Under the Safe Third Country Agreement, which came into force in 2004, Canada and the United States recognize each other as sanctuaries for seeking protection.
The pact has long allowed both countries to turn away a potential refugee who shows up at a land port of entry along the Canada-U.S. border — unless they qualify for an exemption — on the grounds that they are enforcing their claim in the country have to do in which they arrived first.
However, until this year, this did not apply to those crossing between official entry points.
On March 24, during US President Joe Biden’s visit to Ottawa, the two countries announced that the Safe Third Country Agreement would cover the entire land border starting the following day.
The move followed concern and debate over increases in irregular migration to both Canada and the United States.
The internal memo said the Cross-Border Crime Forum was an opportunity to reaffirm Canada’s commitment to ensuring fair and orderly migration between the two countries, including by supporting the expansion of the refugee agreement.

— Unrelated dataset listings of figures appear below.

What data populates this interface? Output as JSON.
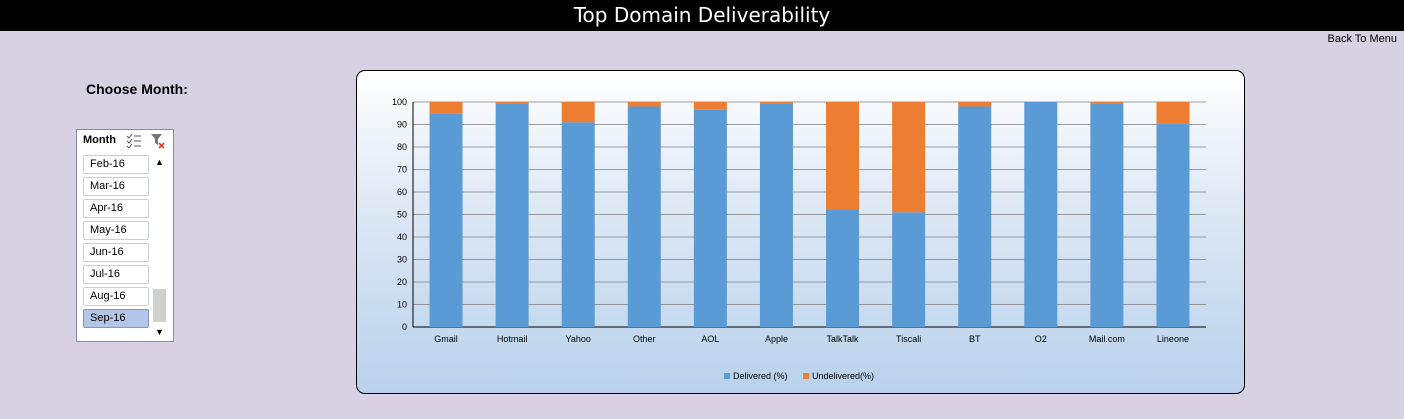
{
  "header": {
    "title": "Top Domain Deliverability"
  },
  "nav": {
    "back_label": "Back To Menu"
  },
  "filter": {
    "label": "Choose Month:"
  },
  "slicer": {
    "title": "Month",
    "items": [
      "Feb-16",
      "Mar-16",
      "Apr-16",
      "May-16",
      "Jun-16",
      "Jul-16",
      "Aug-16",
      "Sep-16"
    ],
    "selected": "Sep-16"
  },
  "colors": {
    "delivered": "#5b9bd5",
    "undelivered": "#ed7d31"
  },
  "chart_data": {
    "type": "bar",
    "stacked": true,
    "categories": [
      "Gmail",
      "Hotmail",
      "Yahoo",
      "Other",
      "AOL",
      "Apple",
      "TalkTalk",
      "Tiscali",
      "BT",
      "O2",
      "Mail.com",
      "Lineone"
    ],
    "series": [
      {
        "name": "Delivered (%)",
        "values": [
          95,
          99.5,
          91,
          98,
          96.5,
          99.5,
          52,
          51,
          98,
          100,
          99.5,
          90.5
        ]
      },
      {
        "name": "Undelivered(%)",
        "values": [
          5,
          0.5,
          9,
          2,
          3.5,
          0.5,
          48,
          49,
          2,
          0,
          0.5,
          9.5
        ]
      }
    ],
    "yticks": [
      0,
      10,
      20,
      30,
      40,
      50,
      60,
      70,
      80,
      90,
      100
    ],
    "ylim": [
      0,
      100
    ],
    "grid": true,
    "legend": "bottom"
  }
}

The memo noted that the number of irregular border incursions by the RCMP decreased between March 25 and April 25.
But “Despite preliminary positive results regarding the volume of irregular migration, changes to the (Safe Third Country Agreement) are expected to alter the criminal threat environment and exacerbate existing threats to the Canada-U.S. border,” it says.
It said individuals may be motivated to cross the border via more dangerous and remote routes to avoid law enforcement and circumvent the enhanced protocol.

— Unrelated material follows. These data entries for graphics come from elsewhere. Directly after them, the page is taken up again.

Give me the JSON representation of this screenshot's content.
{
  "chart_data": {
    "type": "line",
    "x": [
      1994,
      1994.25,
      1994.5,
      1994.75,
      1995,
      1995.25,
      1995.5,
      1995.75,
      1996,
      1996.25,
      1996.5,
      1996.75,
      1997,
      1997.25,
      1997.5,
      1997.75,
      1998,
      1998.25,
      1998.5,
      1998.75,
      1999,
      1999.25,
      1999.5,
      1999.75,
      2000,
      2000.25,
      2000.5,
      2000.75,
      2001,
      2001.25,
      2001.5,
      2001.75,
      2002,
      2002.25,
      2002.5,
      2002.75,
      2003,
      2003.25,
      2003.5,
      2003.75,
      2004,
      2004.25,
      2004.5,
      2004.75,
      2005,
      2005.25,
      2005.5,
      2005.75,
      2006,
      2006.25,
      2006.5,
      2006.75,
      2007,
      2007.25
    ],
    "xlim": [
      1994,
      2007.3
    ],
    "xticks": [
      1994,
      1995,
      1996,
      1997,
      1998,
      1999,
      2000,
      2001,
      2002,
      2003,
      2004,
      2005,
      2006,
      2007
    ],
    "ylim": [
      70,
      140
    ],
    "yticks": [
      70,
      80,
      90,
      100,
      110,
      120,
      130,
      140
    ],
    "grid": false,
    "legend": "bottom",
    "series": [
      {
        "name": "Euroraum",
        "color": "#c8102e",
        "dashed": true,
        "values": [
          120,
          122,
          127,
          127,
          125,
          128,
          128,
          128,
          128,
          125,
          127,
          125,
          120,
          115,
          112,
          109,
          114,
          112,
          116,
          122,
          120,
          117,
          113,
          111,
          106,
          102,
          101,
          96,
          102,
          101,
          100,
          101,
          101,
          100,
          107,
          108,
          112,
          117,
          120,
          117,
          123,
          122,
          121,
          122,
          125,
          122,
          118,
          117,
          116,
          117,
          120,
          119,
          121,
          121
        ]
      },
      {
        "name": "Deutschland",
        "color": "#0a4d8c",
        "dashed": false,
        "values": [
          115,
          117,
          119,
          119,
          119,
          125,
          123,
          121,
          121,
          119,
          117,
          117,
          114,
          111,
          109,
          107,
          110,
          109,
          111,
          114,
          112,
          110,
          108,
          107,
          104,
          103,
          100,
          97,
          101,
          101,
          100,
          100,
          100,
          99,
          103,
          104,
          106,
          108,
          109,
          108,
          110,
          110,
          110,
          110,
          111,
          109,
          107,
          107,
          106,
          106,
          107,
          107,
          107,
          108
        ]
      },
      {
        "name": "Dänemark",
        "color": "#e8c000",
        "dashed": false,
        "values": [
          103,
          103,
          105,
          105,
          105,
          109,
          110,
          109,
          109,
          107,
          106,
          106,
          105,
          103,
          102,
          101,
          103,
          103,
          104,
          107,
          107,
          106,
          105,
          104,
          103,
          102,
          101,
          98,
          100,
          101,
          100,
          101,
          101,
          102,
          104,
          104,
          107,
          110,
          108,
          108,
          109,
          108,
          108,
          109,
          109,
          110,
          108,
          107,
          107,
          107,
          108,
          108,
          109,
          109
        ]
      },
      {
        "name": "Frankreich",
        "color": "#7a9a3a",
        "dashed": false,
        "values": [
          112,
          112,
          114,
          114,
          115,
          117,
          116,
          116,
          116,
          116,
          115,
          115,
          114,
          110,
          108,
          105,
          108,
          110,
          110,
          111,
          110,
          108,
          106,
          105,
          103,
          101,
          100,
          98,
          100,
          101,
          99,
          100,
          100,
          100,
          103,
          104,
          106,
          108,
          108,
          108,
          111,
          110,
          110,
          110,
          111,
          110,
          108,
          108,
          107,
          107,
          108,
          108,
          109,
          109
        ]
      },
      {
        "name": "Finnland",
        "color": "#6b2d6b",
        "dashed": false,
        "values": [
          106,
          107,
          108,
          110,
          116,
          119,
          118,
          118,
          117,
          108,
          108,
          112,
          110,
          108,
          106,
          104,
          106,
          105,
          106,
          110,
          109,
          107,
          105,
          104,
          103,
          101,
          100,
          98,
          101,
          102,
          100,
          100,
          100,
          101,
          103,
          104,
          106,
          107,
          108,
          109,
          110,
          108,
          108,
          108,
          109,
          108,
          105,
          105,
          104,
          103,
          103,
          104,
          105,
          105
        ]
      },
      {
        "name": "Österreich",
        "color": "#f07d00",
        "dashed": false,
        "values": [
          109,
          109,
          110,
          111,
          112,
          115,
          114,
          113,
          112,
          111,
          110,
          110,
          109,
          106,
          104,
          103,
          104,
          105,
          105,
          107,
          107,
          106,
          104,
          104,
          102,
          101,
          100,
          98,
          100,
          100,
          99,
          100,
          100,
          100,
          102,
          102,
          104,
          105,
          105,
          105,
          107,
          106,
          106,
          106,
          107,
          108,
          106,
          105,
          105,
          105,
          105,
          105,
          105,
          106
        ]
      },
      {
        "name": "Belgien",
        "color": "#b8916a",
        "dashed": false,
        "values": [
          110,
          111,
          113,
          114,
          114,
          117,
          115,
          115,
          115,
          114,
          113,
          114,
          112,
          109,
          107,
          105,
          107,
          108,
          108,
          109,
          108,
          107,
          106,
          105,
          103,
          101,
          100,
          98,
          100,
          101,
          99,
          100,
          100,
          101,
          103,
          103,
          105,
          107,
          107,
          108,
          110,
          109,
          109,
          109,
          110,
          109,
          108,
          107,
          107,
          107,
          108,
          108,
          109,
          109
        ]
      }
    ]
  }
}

It is “highly likely that human smuggling networks will expand their activities and play a critical role in these illegal entries” by providing services such as safe housing, fake documents and transportation to and from the border, the memo said
“People smuggling poses significant risks to irregular migrants and exposes them to dangerous conditions. Irregular crossings in remote, rural or isolated locations can result in injury or death.”
In addition, the memo said, the RCMP is aware that irregular migrants may become victims of physical or sexual abuse or human trafficking during their journey to Canada.

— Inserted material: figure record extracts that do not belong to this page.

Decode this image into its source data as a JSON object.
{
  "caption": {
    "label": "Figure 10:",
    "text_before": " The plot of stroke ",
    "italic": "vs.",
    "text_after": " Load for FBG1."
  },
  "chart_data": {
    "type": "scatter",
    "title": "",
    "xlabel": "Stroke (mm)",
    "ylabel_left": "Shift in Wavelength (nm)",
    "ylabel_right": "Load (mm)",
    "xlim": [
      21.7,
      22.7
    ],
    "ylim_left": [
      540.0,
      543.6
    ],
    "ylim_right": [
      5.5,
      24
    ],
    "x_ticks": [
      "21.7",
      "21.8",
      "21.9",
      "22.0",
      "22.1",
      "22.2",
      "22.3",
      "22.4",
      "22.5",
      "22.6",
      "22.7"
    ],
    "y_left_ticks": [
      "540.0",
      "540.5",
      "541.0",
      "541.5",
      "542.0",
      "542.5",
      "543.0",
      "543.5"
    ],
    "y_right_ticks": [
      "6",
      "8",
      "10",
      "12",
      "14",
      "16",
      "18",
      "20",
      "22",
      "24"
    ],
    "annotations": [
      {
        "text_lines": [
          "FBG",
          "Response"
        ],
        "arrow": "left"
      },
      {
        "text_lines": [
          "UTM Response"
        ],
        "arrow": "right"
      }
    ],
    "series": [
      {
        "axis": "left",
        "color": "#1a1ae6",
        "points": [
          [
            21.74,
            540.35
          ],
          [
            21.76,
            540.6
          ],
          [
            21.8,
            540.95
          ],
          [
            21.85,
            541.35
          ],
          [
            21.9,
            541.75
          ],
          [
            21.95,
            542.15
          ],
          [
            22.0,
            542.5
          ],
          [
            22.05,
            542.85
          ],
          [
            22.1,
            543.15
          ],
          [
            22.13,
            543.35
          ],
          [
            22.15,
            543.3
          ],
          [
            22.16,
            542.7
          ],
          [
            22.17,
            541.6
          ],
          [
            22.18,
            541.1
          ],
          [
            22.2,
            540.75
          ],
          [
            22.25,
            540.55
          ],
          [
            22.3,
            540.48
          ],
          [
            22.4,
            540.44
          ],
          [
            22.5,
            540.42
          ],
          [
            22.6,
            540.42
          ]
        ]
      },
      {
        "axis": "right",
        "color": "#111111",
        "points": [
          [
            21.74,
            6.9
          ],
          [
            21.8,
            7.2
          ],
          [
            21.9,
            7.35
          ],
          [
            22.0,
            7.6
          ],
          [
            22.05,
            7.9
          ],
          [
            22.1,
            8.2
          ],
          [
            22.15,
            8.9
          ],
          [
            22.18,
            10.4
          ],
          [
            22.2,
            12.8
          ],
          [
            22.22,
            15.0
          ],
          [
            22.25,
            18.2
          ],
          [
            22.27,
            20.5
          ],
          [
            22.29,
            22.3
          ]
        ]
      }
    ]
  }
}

Irregular migration through isolated regions endangers the health and safety of participating RCMP members, the memo continues. “These activities also pose a challenge to the RCMP’s resources as irregular migrants become less concentrated and more dispersed across the Canada-U.S. border.”
The memo also warned that organized crime groups could use the changing irregular migration routes along the border to smuggle illegal goods such as drugs, weapons and tobacco.
The internal warnings reflected concerns raised by the Canadian Refugee Council about expanding the Safe Third Country Agreement. In that sense, the contents of the memo are not surprising, said Gauri Sreenivasan, one of the council’s executive directors.
“What is very concerning is that it underscores how clearly the administration was aware of the dangers associated with closing the border,” she said in an interview.
The council has repeatedly spoken out against the refugee pact, saying the United States is not always a safe country for people fleeing persecution.
The best public policy is to allow an applicant to show up safely at a border crossing and have their case heard fairly, Sreenivasan said. “There is nothing illegal about asking for protection. In fact, it is a right protected by international human rights law.”
In late March, shortly after the expansion of the refugee agreement, eight people drowned in the St. Lawrence River when an apparent attempt to smuggle them into the United States failed.
A statement issued following the Cross-Border Crime Forum meeting in late April said cabinet members from both countries had asked officials to review recent incidents along the border to identify ways to improve intelligence, detection and to disrupt cross-border smuggling, investigate events and hold people accountable.
RCMP spokeswoman Marie-Eve Breton says the collaborative efforts “have demonstrated our ability to respond to the evolving threat situation at the border.”
If people moving between ports of entry are intercepted by the RCMP or local police, they will be taken to a specific port of entry unless national security or crime concerns are identified, Breton said. At the port of entry, the Canada Border Services Agency will then decide whether or not the claim is admissible under the Safe Third Country Agreement.
The Border Patrol says it is working closely with Canadian and U.S. partners to ensure the lawful, safe and humane treatment of refugee applicants while maintaining border security.
“Entry between ports of entry is illegal and unsafe,” said Maria Ladouceur, a spokeswoman for the border agency. “We encourage asylum seekers to cross the border at designated ports of entry.”
Breton also urged cross-border commuters to follow the rules. “This process is safer, faster and compliant with the law.”